There needs to be a distinction on whether students are using AI to outsource thinking (and get it to do their homework) or to interrogate ideas, test assumptions and refine their own reasoning. The former erodes understanding, while the latter means AI becomes a tool for deeper learning.
Changing teaching methods
In computer science, which is my area of specialisation, the use of GenAI to generate code in place of students poses a significant concern.
A 2025 study by Kaléu Delphino for Georgia Tech established that one in four students in this field of study anonymously admit to using ChatGPT for plagiarism. Crucially, though, Delphino frames this as a threat to computer science “in its current form”.
When we look beyond GenAI as a threat and start seeing it as a tool, we can adjust how we teach in a way that will enable our students to work alongside it. It becomes an enhancement and we move beyond subjects “in their current form”.
A sound method of doing this is through helping students develop strong prompting skills that enhance their analytical and problem-solving abilities. When educators help students develop strong prompts and review AI-generated responses thoughtfully, they empower students to use AI as a tool for thinking – not just for producing content and cheating.
ChatGPT sees itself as a thinking partner in education. It specifically told me that if AI is “treated as a thinking partner, it can strengthen analysis”. This GenAI tool also pointed out that “the danger isn’t that I analyse instead of humans. It’s that people stop analysing because the answer is already there.”
This is why we need to start teaching students how to prompt AI. Misuse of AI asks for an answer.

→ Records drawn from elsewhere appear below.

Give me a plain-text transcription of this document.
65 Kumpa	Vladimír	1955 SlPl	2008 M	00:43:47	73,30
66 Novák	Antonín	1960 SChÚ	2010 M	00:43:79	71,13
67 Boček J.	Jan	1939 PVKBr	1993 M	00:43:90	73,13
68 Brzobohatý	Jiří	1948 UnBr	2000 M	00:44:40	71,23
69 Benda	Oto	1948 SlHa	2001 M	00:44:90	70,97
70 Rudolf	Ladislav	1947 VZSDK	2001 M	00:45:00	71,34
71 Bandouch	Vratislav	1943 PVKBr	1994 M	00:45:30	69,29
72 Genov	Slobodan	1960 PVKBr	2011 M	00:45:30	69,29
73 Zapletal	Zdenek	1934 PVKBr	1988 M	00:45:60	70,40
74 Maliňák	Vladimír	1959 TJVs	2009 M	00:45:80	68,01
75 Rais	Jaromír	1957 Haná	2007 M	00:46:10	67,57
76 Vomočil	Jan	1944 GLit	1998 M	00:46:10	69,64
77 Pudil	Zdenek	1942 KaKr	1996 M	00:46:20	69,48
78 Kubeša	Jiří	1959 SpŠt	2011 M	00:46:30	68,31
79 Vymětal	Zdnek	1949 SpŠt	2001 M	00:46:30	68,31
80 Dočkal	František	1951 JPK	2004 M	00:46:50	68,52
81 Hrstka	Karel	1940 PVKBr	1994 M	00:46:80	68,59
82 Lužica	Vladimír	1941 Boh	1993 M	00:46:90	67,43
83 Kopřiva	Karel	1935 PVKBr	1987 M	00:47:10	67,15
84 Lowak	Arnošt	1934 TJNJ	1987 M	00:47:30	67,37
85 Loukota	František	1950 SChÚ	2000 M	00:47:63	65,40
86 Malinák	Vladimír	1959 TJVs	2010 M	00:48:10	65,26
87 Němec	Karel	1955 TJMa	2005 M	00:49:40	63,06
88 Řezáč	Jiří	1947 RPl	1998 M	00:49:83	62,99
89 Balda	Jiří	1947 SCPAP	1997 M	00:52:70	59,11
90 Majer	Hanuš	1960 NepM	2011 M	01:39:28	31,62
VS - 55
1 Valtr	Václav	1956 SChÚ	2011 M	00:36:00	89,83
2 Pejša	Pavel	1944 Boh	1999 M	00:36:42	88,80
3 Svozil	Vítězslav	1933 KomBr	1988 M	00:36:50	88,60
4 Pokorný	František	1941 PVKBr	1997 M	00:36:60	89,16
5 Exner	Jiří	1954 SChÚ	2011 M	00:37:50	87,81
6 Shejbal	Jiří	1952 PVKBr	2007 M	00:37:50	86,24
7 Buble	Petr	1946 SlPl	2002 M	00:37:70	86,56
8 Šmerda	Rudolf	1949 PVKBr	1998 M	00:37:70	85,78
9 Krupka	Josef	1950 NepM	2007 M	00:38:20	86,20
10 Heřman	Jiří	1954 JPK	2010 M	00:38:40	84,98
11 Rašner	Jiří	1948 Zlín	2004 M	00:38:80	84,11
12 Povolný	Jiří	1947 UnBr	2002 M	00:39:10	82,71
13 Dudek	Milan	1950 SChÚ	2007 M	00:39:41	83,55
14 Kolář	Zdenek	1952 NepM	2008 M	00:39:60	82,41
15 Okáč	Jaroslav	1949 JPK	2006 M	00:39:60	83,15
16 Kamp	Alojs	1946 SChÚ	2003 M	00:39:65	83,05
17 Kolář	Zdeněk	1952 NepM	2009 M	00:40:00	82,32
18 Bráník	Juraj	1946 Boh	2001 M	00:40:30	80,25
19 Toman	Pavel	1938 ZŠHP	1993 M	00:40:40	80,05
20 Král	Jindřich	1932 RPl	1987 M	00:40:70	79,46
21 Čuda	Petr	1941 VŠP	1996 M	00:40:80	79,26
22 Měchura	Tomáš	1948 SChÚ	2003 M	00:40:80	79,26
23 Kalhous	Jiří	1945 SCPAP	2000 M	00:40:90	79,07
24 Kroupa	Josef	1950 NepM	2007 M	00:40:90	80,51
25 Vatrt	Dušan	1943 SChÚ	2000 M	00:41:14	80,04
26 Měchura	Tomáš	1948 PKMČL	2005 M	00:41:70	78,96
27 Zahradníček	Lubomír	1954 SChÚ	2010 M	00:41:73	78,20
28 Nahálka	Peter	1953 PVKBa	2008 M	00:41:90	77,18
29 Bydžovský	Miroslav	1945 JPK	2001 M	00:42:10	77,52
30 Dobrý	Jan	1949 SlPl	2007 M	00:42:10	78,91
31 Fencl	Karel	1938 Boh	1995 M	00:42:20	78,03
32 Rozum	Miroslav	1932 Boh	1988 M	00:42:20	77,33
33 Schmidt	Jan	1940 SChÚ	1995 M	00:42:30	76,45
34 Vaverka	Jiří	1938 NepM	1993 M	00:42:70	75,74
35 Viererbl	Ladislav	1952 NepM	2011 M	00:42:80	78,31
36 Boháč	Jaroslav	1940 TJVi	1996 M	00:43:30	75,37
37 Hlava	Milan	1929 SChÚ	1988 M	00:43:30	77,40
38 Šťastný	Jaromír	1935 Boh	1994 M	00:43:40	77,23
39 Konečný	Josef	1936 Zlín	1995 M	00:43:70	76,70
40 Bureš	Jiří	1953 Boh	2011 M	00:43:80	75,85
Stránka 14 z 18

Correct prompting opens a conversation in which the relative merits of a topic can be debated to strengthen a student’s understanding – and enable them to argue a point against the machine.
Adapt curricula
Rick Holbeck, writing for Faculty Focus, argues that integrating prompting into higher education requires structured engagement – assignments with clearly defined AI-related tasks, AI used for formative feedback before final submission, and assessment that evaluates how students engage with AI output rather than whether they used it at all.
This is precisely the kind of teaching that is not yet happening consistently and needs to find its way into curricula.
To make it possible for AI to play a meaningful role in education, we can’t treat it purely as a threat. Instead, we must redefine what learning looks like in an environment where answers are readily available.
This means placing less emphasis on the answer itself and more on the process used to arrive at it. It means teaching students how to question, guide and challenge the outputs they receive.
In this context, prompting is not a technical skill, but a form of structured thinking – which is the exact point of education anyway.